Nuclear energy infrastructure

nuclear power station

Nuclear power plants, Hydropower and Geothermal Energy plants are the only type of power plants able to produce abundant CO2 free Electricity “on demand” without the variability weather elements (e.g. wind and sun). Our research considers nuclear power under three different perspectives: small modular reactors, load-following and co-generation, decommissioning and end of life management.

Small modular reactors

Small Modular Reactors (SMR) are nuclear reactors with electric power output of less than 300 MWe. Several SMR designs are currently at different stages of development around the globe. SMR are designed to pursue simplicity, enhanced safety and modularity, but they are historically not considered economically competitive with Large Reactors (LR) because of a misguided application of the economy of scale principle. According to this, the unitary capital cost of a nuclear reactor decreases with increasing size.

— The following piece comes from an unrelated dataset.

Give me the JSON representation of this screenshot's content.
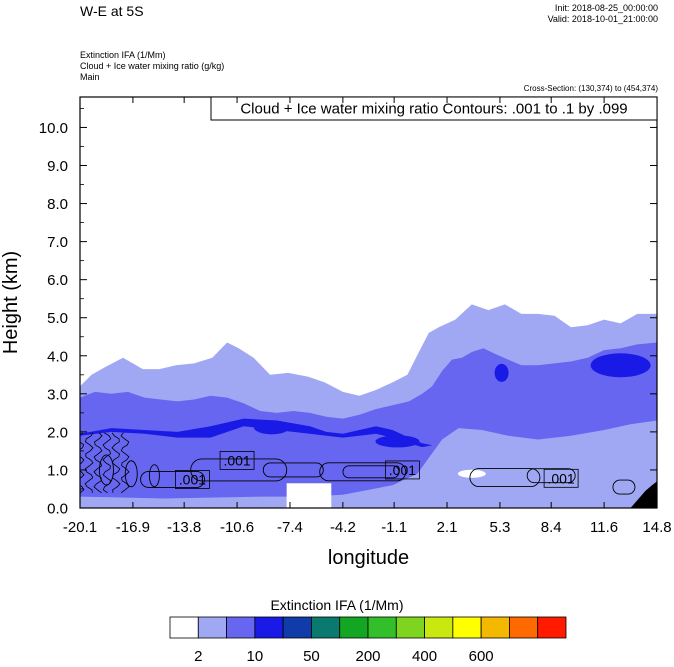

This is due to the unitary reduction of unique setup costs in investment activities, the more efficient use of raw materials and the exploitation of higher performances which are a characteristic of larger equipment. However, the economy of scale applies if and only if the comparison is one LR versus one small reactor of a similar design, as has largely been the case in the past. This is no longer true today where SMR have very different designs and characteristics from their large-scale counterparts.

SMR are designed to be factory manufactured, transportable and suitable for the production of heat, desalinated water and other by-products that industrial sectors require. Our research considers critical aspects such as: economics, financing, licensing and relationships to design and construction.

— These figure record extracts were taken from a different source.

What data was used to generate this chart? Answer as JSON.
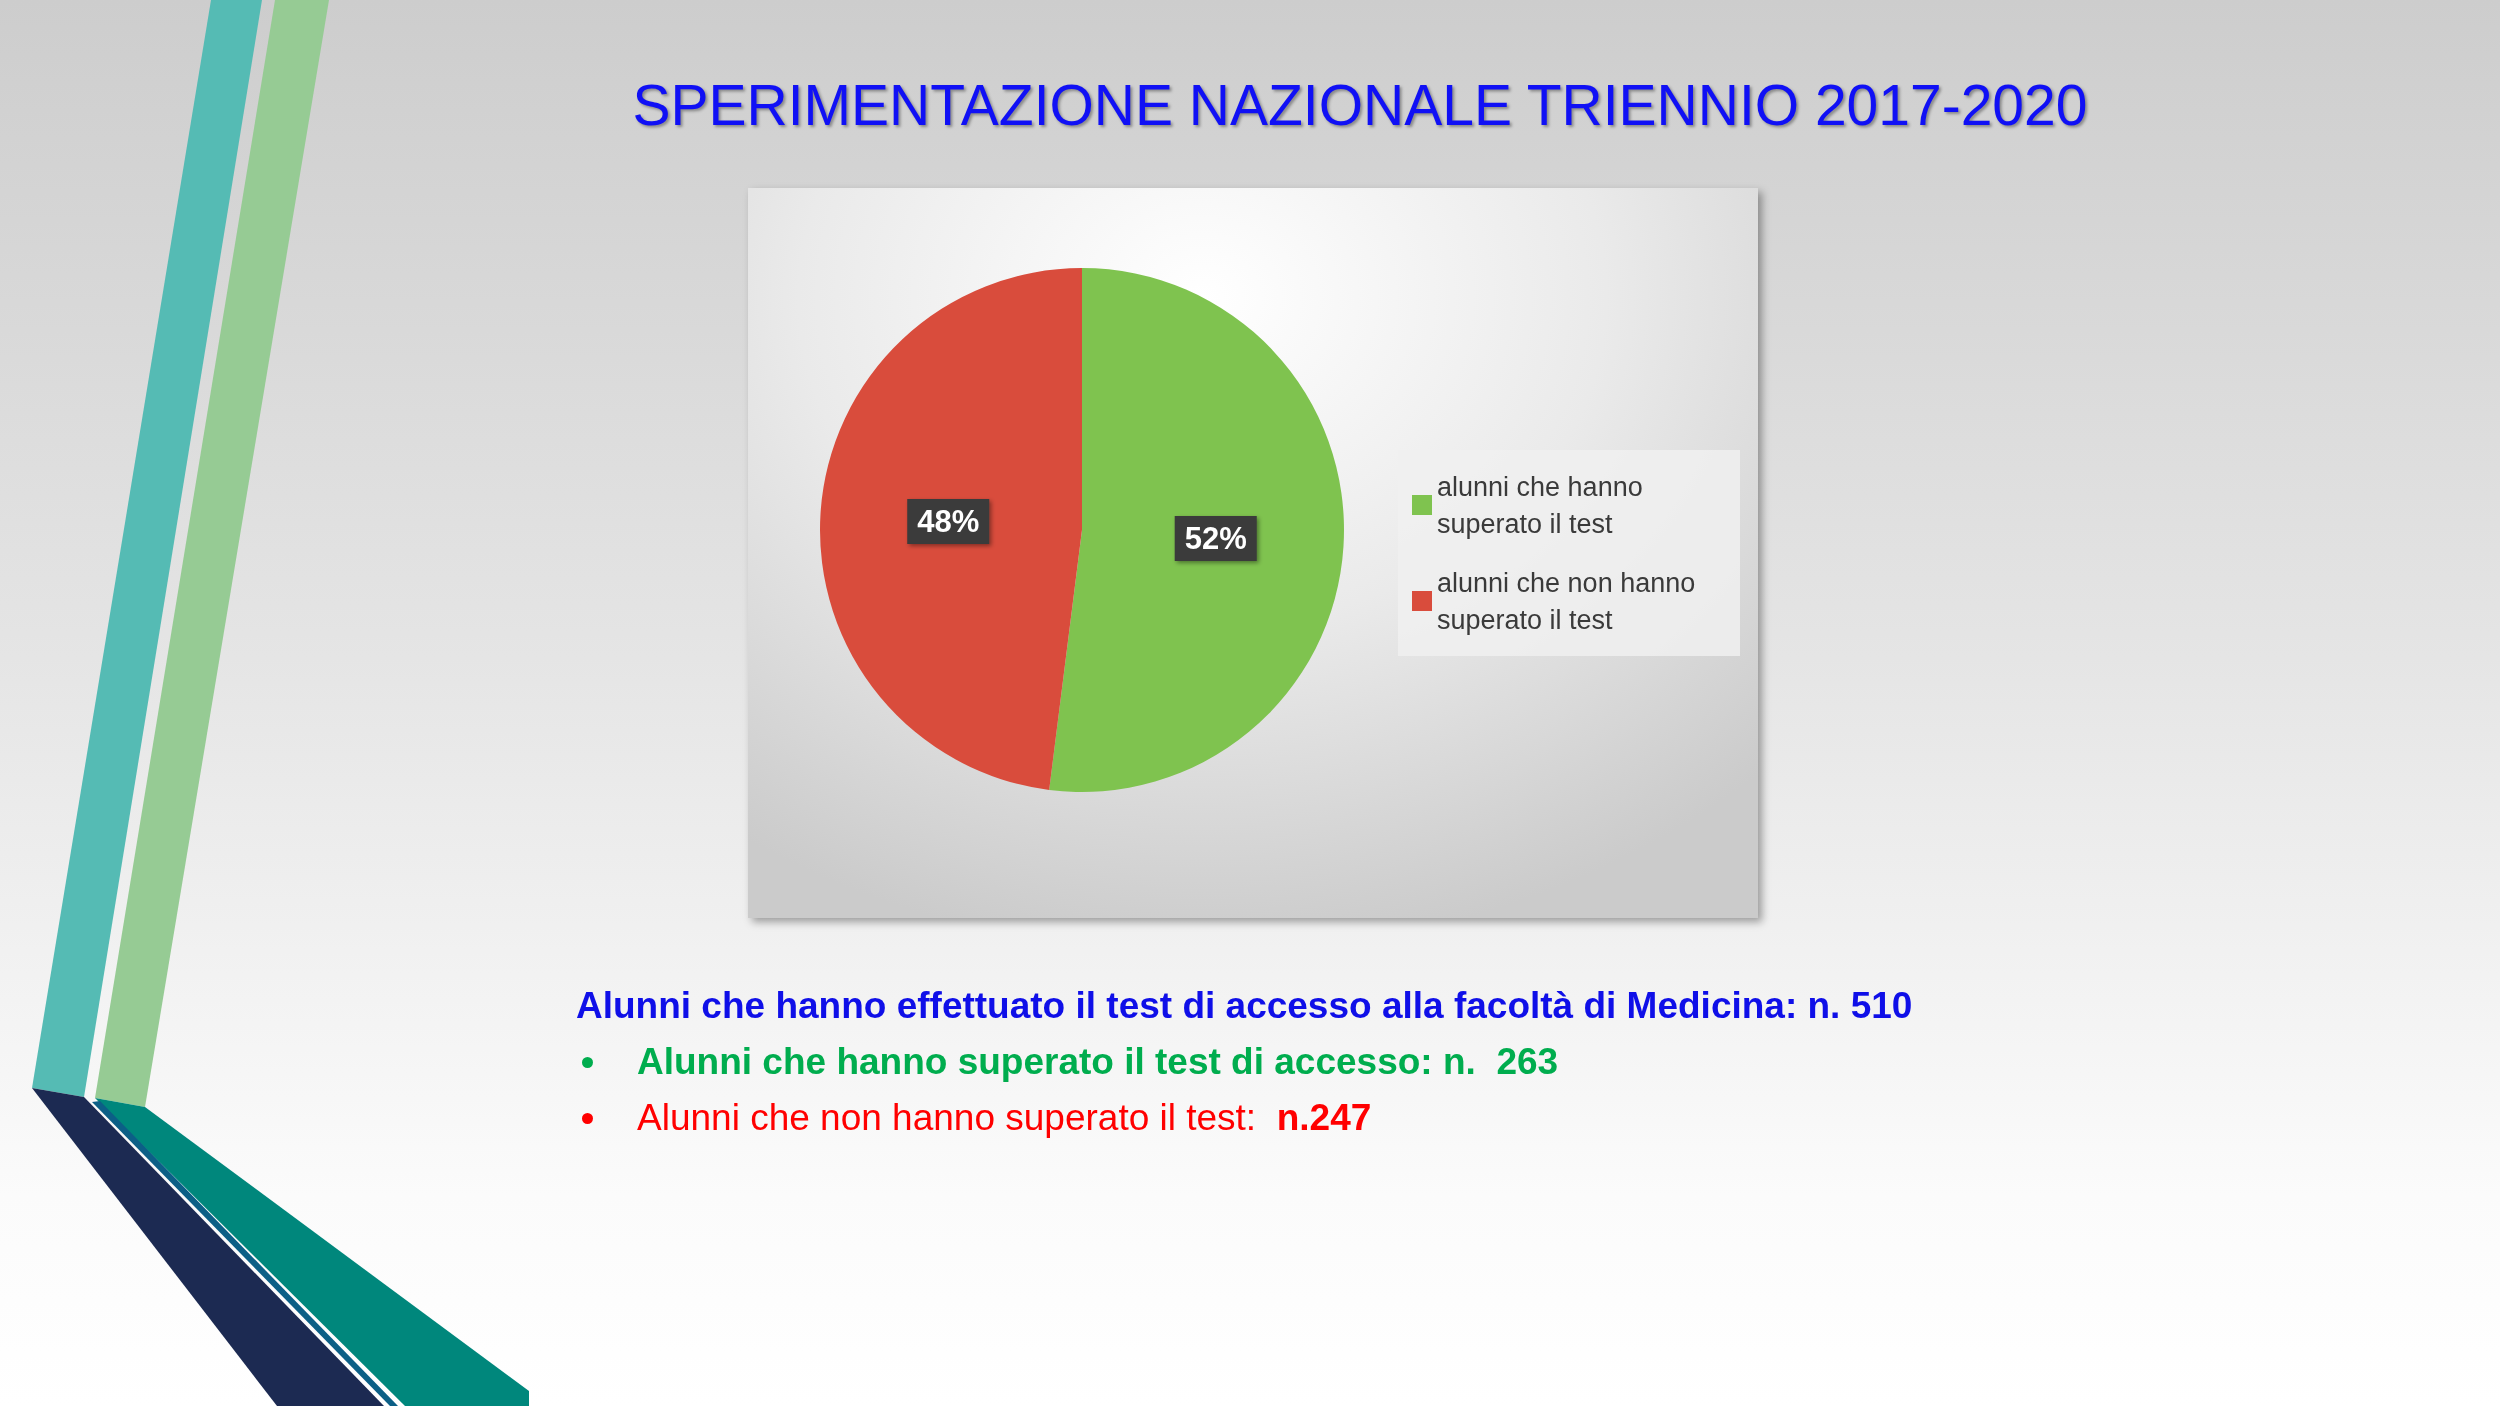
{
  "chart_data": {
    "type": "pie",
    "title": "SPERIMENTAZIONE NAZIONALE TRIENNIO 2017-2020",
    "categories": [
      "alunni che hanno superato il test",
      "alunni che non hanno superato il test"
    ],
    "values": [
      52,
      48
    ],
    "colors": [
      "#7fc34f",
      "#d94c3c"
    ],
    "value_labels": [
      "52%",
      "48%"
    ],
    "legend": "right",
    "annotations": [
      "Alunni che hanno effettuato il test di accesso alla facoltà di Medicina: n. 510",
      "Alunni che hanno superato il test di accesso: n.  263",
      "Alunni che non hanno superato il test:  n.247"
    ]
  }
}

Load-following and co-generation

Load following is the capability of a power plant to adjust its power output according to the demand and electricity price fluctuation throughout the day. In nuclear power plants, the adjustment is usually done by inserting control rods into the reactor pressure vessel.

This operation is inherently inefficient as nuclear power cost structure is composed almost entirely of sunk or fixed costs. Therefore, lowering the power output, does not significantly reduce operating expenses and the plant is thermo-mechanical stressed. A more attractive option is to maintain the primary circuit at full power and use the excess power for cogeneration, e.g. producing hydrogen, fresh water or by district heating.

Decommissioning and end of life management

At the end of their life, many infrastructures, and energy infrastructures in particular need to be decommissioned and dismantled. Project management research has often focused on new build nuclear power projects and only in recent years has decommissioning projects and megaprojects become the focus of research efforts. Nuclear Decommissioning Projects and Programmes (NDPs) are jeopardized by several risks, long schedule and cost estimates that lie in the range of hundreds of billions of pounds. Moreover, in some countries, these estimates keep increasing and key stakeholders have a limited understanding of the determinants that engender this phenomena.

The research is focused on developing a benchmarking process to address the issues. Benchmarking refers to the process of comparing projects in order to identify best practices and generate ideas for improvement.

Researchers at the University of Leeds are developing an innovative methodology to benchmark decommissioning projects, both from the nuclear and non-nuclear industry, within the UK and worldwide. From this cross-sectorial and cross-country analysis, it is possible to gather a list of key NDPs' characteristic and statistically test their correlation with the project performance. The ultimate aim of the research is to investigate the possible causation between the NDPs' characteristics and the NDPs' performance and to develop guidelines to improve the selection, planning and delivery of future NDPs.